Still it must be acknowledged that a judge could refuse to allow the case to proceed to trial because of the complications that have arisen when Mr. Zimmerman invoked the insidious “stand your ground” law.  Those who have advocated strongly for justice in the case must be prepared for that possibility.

But now that the case has entered the “criminal justice” system, that does not mean the passions which Trayvon’s killing have ignited must be allowed to fade. Rather, this is the moment when all possible resources of African Americans and our friends and allies must focus on the total and absolute elimination of the conditions that allowed the killing of this young man and the possibility that it was done with impunity.

Getting rid of the “stand your ground” law is one aspect of those conditions but it is only part of a much larger institutionalized system that keeps African Americans under law enforcement control and stigmatizes our people, especially our men, as America’s throwaways  and rejects.

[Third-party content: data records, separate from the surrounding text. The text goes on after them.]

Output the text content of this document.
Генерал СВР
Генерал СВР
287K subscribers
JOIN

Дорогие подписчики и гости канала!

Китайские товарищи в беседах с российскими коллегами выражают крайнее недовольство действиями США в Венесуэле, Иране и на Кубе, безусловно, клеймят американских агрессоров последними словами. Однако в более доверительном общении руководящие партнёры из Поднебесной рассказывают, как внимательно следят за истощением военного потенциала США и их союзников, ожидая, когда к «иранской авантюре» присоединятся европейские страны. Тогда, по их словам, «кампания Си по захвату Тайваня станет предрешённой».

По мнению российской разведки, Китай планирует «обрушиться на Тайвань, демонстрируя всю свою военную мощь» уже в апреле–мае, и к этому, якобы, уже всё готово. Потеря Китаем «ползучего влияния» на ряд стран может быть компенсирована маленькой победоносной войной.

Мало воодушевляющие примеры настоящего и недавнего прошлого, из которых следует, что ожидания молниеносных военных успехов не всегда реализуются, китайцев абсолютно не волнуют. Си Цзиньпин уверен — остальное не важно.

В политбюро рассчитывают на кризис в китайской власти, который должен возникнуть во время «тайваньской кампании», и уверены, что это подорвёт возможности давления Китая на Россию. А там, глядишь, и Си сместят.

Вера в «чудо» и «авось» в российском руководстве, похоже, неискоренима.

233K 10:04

From every pulpit, from every podium, at every street corner the demand must sound loudly and clearly for the dismantling of the law enforcement and penal system – there is nothing about justice in it – that legitimizes this criminalization of our people and consigns our young men to a life of hopelessness, a system that legalizes their exclusion from the exercise of their citizenship, such as voting and getting a job and, generally, the constitutional guarantee of “life, liberty and the pursuit of happiness.” They devise all kinds of ways to take our lives, to take our liberty and to deny us the right to pursue happiness.

This phase of our struggle requires a new definition of “civil rights.” We need a campaign for genuine human rights for black people in this country. We need a thorough examination of how we have been relegated to the scrap heap of America and we have a duty to take steps to end the most abhorrent form of racism that masquerades as law enforcement.

When we answer the call for that struggle, we will show that Trayvon Martin did not die in vain, whatever the outcome in the courts.